A Dallas licensed petroleum engineer and radio show host has been accused of luring investors into a fraudulent oil and gas investment opportunity. A complaint filed by the U.S. Securities and Exchange Commission states that Mark Plummer promoted oil and gas investments on his radio show, Smart Oil and Gas on KRLD. He also allegedly encouraged listeners to call in for more information. The complaint claimed that all listeners that called in were routed to Petroleum Resources of Texas, a company that was secretly working with Plummer.
The complaint, which was filed on Thursday also accused Plummer of encouraging people to invest with Petroleum Resources of Texas while leaving out the fact that he was involved and that it was owned by his former salesman, Mike Barrera. According to the complaint, Barrera allegedly was not a registered broker but he solicited and sold securities.
The complaint said the company raised millions from more than seventy investors from 2018 to 2020 in the name of two oil and gas well projects. The money, over $7 million, according to the complaint, was diverted to Plummer through his latest company. Plummer then allegedly used the funds to pay for student loans, personal credit card debt, club memberships, and car and mortgage payments.
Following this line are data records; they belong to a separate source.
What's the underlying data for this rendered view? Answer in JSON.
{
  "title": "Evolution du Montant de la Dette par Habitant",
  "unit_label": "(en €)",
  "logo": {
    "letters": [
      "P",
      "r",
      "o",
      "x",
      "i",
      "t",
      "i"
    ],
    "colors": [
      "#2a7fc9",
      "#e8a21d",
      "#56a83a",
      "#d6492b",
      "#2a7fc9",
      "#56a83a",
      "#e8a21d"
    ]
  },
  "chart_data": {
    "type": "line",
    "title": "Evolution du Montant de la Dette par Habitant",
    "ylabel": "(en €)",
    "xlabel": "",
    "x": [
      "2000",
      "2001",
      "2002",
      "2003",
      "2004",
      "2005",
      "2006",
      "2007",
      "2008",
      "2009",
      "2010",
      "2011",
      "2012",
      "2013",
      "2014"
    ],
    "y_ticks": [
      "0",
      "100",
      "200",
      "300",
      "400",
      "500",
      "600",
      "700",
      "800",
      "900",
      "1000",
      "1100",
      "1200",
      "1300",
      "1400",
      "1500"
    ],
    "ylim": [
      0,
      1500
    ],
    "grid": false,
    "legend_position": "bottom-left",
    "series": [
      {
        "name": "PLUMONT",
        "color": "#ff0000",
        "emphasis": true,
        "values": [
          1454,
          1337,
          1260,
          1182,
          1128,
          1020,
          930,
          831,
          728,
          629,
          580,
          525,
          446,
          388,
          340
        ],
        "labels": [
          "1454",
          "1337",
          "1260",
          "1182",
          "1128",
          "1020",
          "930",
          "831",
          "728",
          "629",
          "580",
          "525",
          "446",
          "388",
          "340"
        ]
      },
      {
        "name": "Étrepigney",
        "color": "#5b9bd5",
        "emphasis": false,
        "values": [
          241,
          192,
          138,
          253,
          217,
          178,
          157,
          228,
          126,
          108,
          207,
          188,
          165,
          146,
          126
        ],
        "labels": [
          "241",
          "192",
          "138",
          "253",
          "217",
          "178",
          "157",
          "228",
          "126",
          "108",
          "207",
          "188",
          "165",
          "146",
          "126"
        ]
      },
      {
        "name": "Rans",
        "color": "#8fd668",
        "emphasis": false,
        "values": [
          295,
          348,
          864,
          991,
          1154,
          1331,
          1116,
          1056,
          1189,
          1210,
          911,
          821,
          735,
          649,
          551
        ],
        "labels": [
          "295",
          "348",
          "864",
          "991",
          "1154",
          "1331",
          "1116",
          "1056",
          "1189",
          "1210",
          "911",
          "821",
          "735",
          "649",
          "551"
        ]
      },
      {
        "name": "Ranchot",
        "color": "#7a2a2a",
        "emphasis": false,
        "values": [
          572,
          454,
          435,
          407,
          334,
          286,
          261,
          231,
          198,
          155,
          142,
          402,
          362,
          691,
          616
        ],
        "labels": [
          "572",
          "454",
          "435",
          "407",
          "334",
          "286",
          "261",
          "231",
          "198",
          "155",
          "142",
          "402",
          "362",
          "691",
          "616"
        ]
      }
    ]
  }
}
Plummer’s business partner, Barrera was also accused of inappropriate use of funds. In the words of the complaint: “Barrera misused and misappropriated investor funds, including to pay for his lavish lifestyle.” The complaint also alleged that Bererra told investors that his company would manage well projects when Plummer was the one managing the projects.
The complaint also listed Todd Prince, George Rauch, and Todd Stuart Breitling as part of the fraud.
According to charges filed by the SEC in June 2019, Plummer’s former company, Texas E&P Partners Inc., was charged for a similar case of misappropriation of investor funds. The charges accused Plummer of misappropriating nearly $400,000 out of the $6.1 million Texas E&P raised from 2015 to 2017.
He allegedly spent the money on personal use or improper business expenses such as entertainment, retail expenses, income taxes, and travel, the charges said. According to SEO, he agreed to settle the charges with a payment of over $500,000.
Barerra is also a repeat offender who faced a second-degree felony charge of aggravated assault with a deadly weapon in June 2014.
SEC regional director David Peavler said that it will be difficult to reclaim a good part of the money. He also said that finding something of value to seize from the fraudsters might not work either as fraudsters often buy expensive houses that are usually mortgaged and lease expensive cars.
Peavler urges people to do their own research so as to avoid falling victim to fraudsters. “Fraudsters are counting on people not doing their homework. The more research done ahead of time, the less likely someone is to give a stranger their money for a scam,” he said.